Слова вылетали, как серия быстрых коротких ударов боксера, стремящегося измотать противника.
– Я хотела увидеть отца.
– Так поздно? Мне сказали, что была страшная гроза.
– Я беспокоилась о нем, – объяснила Келси, выбирая из болота правды самые твердые кочки. Сюда не ступить. И сюда тоже. А вот сюда – попробуем, здесь безопаснее. – У него… знаешь, у него частенько бывают неприятности. Он пьет, увлекается бегами. Я пыталась дозвониться до него, но никто не брал трубку. И я забеспокоилась.
Это по крайней мере похоже на правду. Она слышала, как задрожал ее голос во время последних фраз… Разрыв с Дугласом означал, что я бросаю отца на произвол судьбы. До сих пор его спасал только этот скользкий утес, но какой ценой!
– Дуглас знал, куда мы едем? Он знал – почему?
– Нет, – проговорила она, все еще цепляясь за правду, хотя у нее взмокли ладони и учащенно забилось сердце. – Нет, я не сказала ему, что уезжаю.
– Так что же он подумал, Келси, когда увидел, что мы уезжаем вместе? – безжалостно наступал Брэндон.
– Не знаю, – тихо ответила она, уверенная, что Брэндон воспримет это как ложь. Ну нет, в принципе это не ложь. Я и правда не знала!
– Ладно, а что, по-твоему, он мог подумать?
Не дождавшись ответа, Брэндон чертыхнулся и сделал два шага по направлению к ней, совсем забыв о больной ноге. Но тут же вынужден был остановиться и снова отступил к подоконнику.
– Что же он, черт побери, мог подумать? – еще жестче продолжил Брэндон. – Что я, что ты и я… – он запнулся, как будто невыносимо было договорить эту фразу до конца. – А потом он разбился. Черт возьми, мой брат умер, думая, что я… что ты и я…

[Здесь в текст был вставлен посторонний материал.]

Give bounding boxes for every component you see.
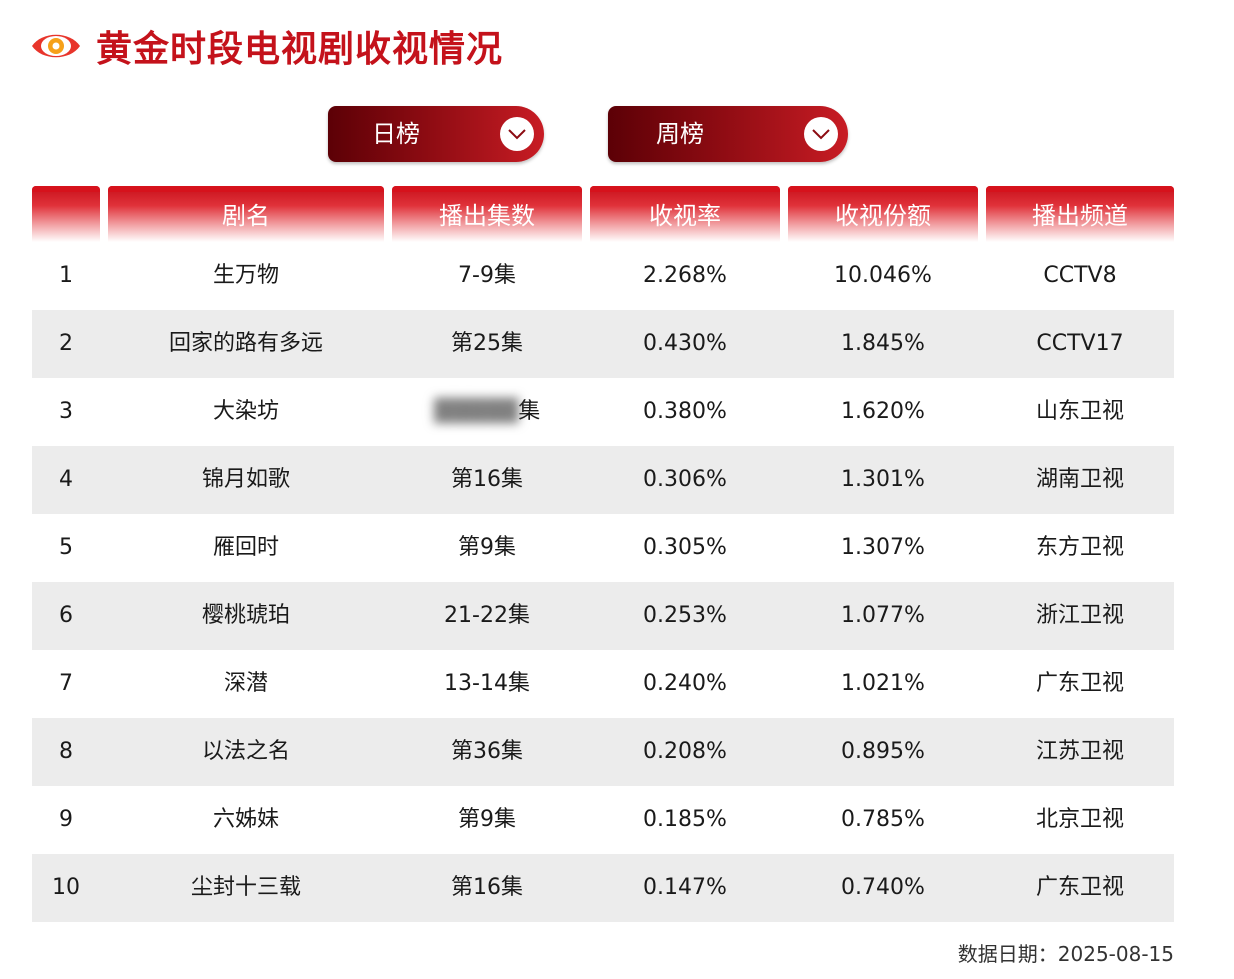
channel-cell: CCTV8 [1043,263,1117,288]
share-cell: 1.021% [841,671,925,696]
column-header-channel: 播出频道 [986,186,1174,242]
name-cell: 回家的路有多远 [168,331,323,356]
daily-chart-label: 日榜 [372,120,420,148]
channel-cell: CCTV17 [1036,331,1124,356]
rank-cell: 2 [59,331,73,356]
rank-cell: 8 [59,739,73,764]
table-row: 5 雁回时 第9集 0.305% 1.307% 东方卫视 [32,514,1174,582]
rank-cell: 3 [59,399,73,424]
episodes-suffix: 集 [518,399,541,424]
rating-cell: 0.305% [643,535,727,560]
weekly-chart-label: 周榜 [656,120,704,148]
rank-cell: 1 [59,263,73,288]
table-row: 7 深潜 13-14集 0.240% 1.021% 广东卫视 [32,650,1174,718]
share-cell: 1.077% [841,603,925,628]
chevron-down-icon[interactable] [804,117,838,151]
name-cell: 锦月如歌 [201,467,290,492]
share-cell: 0.740% [841,875,925,900]
channel-cell: 江苏卫视 [1035,739,1124,764]
table-row: 2 回家的路有多远 第25集 0.430% 1.845% CCTV17 [32,310,1174,378]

Он подавленно умолк. Келси смотрела на него и чувствовала, как у нее леденеет сердце. Доктор Джеймс прав, Брэндон не должен знать правды. Если я скажу ему сейчас, как далеко зашло наше предательство, он не поверит. А если и поверит, то чувство вины станет для него невыносимым. Впрочем, если я скажу ему правду о своей помолвке с Дугласом и о самом Дугласе…
Хватаясь за соломинку надежды и не раздумывая долго, она заговорила:
– Брэндон, мои отношения с Дугласом не были… Как бы это сказать… Это не было обычной помолвкой. Он знал, что я не люблю его.
– Все знали, что ты его не любишь, – возразил Брэндон. – Ты никудышная актриса. Бедняга, он, наверное, с ума сходил по тебе, если готов был заплатить такую цену.